LONDON (Reuters) - Glencore GLEN.L will likely fall short of its target of raising $550 million to pre-finance the purchase of Kurdish oil, with investors exercising caution despite the offer of a 12 percent bond yield, industry sources told Reuters.

The logo of commodities trader Glencore is pictured in front of the company's headquarters in Baar, Switzerland, September 30, 2015. REUTERS/Arnd Wiegmann/File Photo

Two sources familiar with the plans said that commodities giant Glencore will price the bond at 12 percent on Tuesday, having received investor commitments for between $200 million and $400 million. Glencore would have to cover the rest itself, though there is no obligation to hit the full $550 million.

European traders contending with a protracted oil industry downturn have targeted Kurdish oil since the government of the autonomous Kurdish region in Erbil began selling independently from Baghdad.

The oil has been relatively cheap because of potential supply disruptions and the opposition of Iraq’s central government to independent Kurdish oil sales, though Baghdad has softened its tone on Erbil in recent months.

Reuters was first to report Glencore’s plans to raise the debt last month.

Rivals such as Vitol, Petraco and Trafigura have lent Erbil about $2 billion in total, to be repaid in oil. The traders have borrowed from banks and lent it to Erbil at their own risk.

Glencore also loaned $300 million to Erbil this year, with the money repaid by way of one mid-sized oil cargo a month, worth about $25 million.
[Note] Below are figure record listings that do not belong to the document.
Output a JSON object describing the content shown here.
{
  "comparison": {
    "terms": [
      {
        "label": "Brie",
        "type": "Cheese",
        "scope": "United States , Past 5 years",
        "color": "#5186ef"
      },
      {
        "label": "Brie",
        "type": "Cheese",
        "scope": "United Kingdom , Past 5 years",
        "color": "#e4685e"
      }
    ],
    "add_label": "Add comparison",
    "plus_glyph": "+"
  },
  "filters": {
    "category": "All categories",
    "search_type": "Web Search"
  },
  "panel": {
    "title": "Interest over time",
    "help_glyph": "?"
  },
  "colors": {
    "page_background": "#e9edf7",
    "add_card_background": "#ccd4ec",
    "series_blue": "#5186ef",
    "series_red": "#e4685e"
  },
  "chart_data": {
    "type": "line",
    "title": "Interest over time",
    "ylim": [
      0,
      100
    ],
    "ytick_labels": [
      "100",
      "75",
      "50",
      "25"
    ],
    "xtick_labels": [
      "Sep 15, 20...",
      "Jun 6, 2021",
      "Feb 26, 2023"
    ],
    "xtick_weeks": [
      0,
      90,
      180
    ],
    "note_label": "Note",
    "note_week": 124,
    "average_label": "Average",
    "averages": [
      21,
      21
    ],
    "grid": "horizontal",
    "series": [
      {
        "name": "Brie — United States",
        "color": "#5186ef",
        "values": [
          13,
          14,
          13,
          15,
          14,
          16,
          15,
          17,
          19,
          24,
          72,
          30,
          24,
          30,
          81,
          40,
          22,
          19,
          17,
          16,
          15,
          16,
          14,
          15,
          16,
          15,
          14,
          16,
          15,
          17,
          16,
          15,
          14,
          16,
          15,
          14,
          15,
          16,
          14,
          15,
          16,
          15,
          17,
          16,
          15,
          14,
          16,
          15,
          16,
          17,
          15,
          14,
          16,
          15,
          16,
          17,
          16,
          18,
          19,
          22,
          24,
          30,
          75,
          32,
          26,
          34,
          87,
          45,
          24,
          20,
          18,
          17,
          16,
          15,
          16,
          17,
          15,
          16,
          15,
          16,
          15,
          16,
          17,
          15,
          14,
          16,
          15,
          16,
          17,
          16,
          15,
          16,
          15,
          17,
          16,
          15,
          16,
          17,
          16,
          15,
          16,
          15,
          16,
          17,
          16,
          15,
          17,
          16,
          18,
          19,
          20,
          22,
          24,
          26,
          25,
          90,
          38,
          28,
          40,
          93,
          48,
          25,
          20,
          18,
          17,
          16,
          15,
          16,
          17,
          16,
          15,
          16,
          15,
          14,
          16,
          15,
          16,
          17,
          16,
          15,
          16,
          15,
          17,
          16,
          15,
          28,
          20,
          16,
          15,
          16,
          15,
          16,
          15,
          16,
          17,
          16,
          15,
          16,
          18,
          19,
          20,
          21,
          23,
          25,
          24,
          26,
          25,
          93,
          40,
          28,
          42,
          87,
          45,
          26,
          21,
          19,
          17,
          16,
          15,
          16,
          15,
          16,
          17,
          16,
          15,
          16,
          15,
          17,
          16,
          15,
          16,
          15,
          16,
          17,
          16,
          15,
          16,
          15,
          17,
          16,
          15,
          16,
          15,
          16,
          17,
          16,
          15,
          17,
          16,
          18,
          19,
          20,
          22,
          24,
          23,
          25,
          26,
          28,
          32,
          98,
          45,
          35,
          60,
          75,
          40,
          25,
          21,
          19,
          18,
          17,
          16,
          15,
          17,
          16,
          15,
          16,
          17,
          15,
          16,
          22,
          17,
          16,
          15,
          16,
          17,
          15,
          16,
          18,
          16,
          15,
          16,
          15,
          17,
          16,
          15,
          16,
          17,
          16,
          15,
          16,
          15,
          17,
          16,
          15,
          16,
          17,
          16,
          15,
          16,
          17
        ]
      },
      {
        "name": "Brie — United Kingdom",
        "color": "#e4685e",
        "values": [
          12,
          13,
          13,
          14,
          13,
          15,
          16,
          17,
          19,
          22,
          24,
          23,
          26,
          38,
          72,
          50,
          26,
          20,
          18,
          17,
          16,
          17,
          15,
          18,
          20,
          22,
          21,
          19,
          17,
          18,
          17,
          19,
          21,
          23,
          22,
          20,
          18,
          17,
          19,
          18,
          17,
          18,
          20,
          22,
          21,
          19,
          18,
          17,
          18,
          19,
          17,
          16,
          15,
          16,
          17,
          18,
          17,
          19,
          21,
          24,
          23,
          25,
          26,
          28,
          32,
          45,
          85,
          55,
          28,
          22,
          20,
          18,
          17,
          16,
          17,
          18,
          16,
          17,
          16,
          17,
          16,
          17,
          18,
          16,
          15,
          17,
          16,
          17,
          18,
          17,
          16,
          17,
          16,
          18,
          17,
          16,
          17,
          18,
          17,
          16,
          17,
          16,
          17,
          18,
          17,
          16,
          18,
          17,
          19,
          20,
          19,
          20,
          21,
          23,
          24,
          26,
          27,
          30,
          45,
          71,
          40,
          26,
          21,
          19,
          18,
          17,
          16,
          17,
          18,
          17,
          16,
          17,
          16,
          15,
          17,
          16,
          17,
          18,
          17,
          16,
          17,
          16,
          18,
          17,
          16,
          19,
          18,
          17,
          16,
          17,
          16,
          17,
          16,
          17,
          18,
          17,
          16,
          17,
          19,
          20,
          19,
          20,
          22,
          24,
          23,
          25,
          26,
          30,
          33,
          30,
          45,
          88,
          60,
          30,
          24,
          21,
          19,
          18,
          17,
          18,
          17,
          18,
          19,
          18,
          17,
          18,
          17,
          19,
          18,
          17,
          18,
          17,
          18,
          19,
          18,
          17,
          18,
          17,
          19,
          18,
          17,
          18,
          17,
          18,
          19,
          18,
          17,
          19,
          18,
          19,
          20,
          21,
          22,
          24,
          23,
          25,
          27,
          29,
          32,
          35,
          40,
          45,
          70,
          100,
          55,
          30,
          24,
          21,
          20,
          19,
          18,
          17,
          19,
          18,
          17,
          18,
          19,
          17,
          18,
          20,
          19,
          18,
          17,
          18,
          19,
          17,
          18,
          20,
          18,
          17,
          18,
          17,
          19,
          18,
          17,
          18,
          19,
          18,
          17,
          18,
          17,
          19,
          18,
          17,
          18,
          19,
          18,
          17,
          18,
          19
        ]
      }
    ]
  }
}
The new bond should allow Glencore to split the risks by selling debt notes to a small number of investors and hedge funds who specialize in high-risk, high-yield investments and emerging markets.

Technically, the money would be raised by a special-purpose vehicle and the debt will be non-recourse, meaning that Glencore will not be liable should problems occur.

Glencore has told investors it expects to enter a new five-year agreement with the government of Kurdistan to buy its crude, with deliveries rising from one cargo in January, to two in February-March, four in April and six from May onwards.

Six cargoes a month would represent a quarter of overall exports from Kurdistan. Industry sources have said that Kurdistan has yet to finalize its export plans for 2017.

Glencore declined to comment.

Kurdistan exports its oil via the Turkish Mediterranean port of Ceyhan. Flows have been running at more than 600,000 barrels per day since September after being occasionally disrupted in 2015 and at the start of this year by militant attacks in Turkey and Kurdistan.